Banyak Kuda Nil dan Banteng Dibunuh Setelah Afrika Selatan Dilanda Kelaparan, Kenapa?

Ade Sulaeman

Penulis

Banyak Kuda Nil dan Banteng Dibunuh Setelah Afrika Selatan Dilanda Kelaparan, Kenapa?

Intisari-Online.com - Kekeringan yang menyebabkan kekeringan di Afrika Selatan sudah pada tahap yang sangat mengkhawatirkan. Menyikapi kondisi tersebut, banyak kuda nil dan banteng dibunuh. Apa hubungannya?

Pihak otoritas South African National Parks pun memutuskan untuk membunuh kuda nil dan banteng karena jumlah mereka yang melimpah.

“Keputusan ini dilakukan oleh pihak manajemen dan kami ingin memahami dampak dari keputusan tersebut. Kami melakukan ini untuk menjaga sumber daya dan populasi,” ujar juru bicara South African National Parks, Issac Phaala.

Diperkirakan terdapat 8.000 kuda nil dan 47.000 banteng di Taman Nasional Kruger, taman nasional terbesar di Afrika Selatan dan salah satu yang terkenal di seluruh kontinen. Hewan herbivora cukup tertekan dalam memperoleh makanan di tengah kekeringan ini, salah satunya gajah.

Hujan yang terjadi di bulan Maret silam tampaknya tak akan mampu mencukupi persediaan air hingga bulan ini, dan hal itu juga tidak memecahkan masalah kekeringan.
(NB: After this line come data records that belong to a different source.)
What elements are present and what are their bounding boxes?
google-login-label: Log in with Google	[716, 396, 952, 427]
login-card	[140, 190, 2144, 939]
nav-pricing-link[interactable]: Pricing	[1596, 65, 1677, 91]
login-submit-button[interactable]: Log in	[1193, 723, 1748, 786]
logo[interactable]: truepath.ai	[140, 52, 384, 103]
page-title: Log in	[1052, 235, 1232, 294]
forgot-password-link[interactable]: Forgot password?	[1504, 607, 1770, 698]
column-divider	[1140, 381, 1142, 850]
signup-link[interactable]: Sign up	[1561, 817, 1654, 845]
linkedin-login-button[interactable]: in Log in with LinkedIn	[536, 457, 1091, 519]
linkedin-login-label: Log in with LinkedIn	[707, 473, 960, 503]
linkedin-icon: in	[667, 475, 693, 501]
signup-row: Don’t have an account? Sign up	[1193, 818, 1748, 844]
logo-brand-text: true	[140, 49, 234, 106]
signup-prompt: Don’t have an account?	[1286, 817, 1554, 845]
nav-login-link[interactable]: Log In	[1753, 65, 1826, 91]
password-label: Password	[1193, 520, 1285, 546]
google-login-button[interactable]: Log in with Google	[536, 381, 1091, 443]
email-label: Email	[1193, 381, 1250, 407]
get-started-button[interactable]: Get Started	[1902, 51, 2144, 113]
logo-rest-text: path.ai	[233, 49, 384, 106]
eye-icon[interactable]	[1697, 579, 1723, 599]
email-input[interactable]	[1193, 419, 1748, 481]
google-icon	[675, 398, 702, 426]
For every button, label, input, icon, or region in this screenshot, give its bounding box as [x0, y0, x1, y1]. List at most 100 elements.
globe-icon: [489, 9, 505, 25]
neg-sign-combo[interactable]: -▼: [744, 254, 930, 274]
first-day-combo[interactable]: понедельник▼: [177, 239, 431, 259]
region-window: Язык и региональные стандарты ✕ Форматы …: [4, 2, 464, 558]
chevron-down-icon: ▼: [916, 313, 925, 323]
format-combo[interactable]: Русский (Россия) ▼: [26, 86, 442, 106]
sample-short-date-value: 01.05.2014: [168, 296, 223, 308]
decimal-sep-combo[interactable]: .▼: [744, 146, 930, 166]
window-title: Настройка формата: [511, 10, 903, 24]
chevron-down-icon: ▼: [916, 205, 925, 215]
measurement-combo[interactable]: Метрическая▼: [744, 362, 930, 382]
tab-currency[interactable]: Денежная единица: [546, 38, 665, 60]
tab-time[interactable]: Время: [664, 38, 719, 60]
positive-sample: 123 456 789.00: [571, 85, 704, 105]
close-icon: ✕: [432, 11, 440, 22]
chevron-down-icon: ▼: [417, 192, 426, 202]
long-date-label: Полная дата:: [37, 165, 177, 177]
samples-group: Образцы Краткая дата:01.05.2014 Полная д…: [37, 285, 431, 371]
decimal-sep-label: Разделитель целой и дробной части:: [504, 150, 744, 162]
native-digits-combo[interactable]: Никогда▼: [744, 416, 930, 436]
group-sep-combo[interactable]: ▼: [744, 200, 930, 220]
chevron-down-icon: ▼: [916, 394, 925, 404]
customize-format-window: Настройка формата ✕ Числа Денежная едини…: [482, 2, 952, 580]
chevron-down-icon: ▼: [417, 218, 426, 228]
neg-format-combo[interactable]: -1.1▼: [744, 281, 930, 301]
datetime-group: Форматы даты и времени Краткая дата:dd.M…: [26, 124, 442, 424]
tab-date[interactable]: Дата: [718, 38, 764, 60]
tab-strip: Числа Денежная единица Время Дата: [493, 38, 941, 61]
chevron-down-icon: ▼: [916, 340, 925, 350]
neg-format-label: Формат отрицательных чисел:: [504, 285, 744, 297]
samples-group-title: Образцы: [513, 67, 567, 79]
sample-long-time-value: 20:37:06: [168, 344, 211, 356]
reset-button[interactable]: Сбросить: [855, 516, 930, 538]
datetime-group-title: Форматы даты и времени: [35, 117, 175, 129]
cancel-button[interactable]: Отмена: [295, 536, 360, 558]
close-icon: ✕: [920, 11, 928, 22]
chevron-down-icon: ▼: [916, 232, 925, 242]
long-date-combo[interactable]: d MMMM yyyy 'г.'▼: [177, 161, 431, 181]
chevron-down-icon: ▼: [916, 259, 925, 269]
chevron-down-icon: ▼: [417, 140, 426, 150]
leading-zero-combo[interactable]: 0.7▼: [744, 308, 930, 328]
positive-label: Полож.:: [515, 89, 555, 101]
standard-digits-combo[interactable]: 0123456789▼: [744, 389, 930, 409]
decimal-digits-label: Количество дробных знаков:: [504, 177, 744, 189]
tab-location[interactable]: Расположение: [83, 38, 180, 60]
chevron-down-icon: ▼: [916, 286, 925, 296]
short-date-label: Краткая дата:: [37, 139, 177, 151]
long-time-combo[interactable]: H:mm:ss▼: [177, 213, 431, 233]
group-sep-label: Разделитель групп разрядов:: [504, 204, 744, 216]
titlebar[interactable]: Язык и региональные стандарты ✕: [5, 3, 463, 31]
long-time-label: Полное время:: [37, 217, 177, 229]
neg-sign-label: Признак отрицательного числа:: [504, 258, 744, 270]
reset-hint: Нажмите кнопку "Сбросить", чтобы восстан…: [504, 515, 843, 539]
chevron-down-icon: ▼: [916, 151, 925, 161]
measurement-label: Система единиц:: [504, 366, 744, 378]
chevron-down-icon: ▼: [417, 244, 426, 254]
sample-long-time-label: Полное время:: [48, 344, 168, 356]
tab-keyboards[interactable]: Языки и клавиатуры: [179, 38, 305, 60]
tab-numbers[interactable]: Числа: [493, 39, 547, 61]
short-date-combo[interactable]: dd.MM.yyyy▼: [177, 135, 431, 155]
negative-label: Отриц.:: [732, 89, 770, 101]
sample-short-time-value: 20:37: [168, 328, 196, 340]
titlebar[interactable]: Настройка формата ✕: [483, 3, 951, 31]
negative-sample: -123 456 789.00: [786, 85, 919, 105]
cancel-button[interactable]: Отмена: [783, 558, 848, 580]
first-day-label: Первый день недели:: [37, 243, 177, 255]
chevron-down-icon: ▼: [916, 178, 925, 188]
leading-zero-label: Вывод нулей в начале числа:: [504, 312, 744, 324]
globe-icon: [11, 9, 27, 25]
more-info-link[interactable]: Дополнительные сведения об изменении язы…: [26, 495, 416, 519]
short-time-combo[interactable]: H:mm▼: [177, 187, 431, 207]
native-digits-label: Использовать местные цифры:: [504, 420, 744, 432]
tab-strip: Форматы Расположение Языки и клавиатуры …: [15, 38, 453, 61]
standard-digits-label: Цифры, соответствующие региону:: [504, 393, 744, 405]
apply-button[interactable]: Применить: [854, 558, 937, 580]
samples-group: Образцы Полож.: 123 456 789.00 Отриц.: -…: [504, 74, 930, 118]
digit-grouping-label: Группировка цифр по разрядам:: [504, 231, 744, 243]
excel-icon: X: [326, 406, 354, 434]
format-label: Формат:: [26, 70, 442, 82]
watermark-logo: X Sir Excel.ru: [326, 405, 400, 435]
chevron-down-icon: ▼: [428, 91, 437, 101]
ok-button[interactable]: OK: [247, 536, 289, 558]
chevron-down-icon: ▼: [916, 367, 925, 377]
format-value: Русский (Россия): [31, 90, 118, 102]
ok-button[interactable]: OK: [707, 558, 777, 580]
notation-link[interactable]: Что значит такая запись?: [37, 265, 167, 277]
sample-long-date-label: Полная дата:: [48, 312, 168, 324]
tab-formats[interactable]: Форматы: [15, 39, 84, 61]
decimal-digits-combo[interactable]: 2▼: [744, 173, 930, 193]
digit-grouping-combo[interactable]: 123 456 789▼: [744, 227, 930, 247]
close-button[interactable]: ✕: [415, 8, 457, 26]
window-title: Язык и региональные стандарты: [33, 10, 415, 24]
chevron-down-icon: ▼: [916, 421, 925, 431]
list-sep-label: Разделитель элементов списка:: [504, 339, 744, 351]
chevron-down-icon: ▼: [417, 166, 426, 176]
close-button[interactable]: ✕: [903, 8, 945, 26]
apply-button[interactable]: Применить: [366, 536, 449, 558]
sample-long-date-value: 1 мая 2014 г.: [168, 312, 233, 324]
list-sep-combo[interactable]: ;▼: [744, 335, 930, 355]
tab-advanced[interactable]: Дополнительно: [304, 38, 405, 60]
Akibat dari kekeringan ini tentu saja adalah penderitaan yang harus dialami oleh para hewan.

Otoritas taman nasional membunuh satwa-satwa tersebut demi mencegah kematian satwa akibat kelaparan. Mereka juga membuktikan aksi itu dibenarkan oleh dokter hewan. Daging dari hewan-hewan itu diberikan kepala masyarakat lokal yang ada di area taman nasional, yang juga menderita kelaparan.

Awal tahun kemarin, pihak taman nasional telah membunuh sebanyak 59 kuda nil dan berencana untuk memburu 100 ekor lagi. Tak hanya kuda nil, mereka juga berencana untuk membunuh 200 banteng.

Ramalan cuaca menunjukkan bahwa tidak akan terjadi hujan dalam waktu dekat. Kekhawatiran juga menyerang pertanian di Afrika Selatan. Orang-orang yang ada di area tersebut memiliki risiko besar untuk menghadapi kekurangan pangan jangka pendek.

Apakah manusia sudah cukup arif dalam menyikapi perubahan iklim?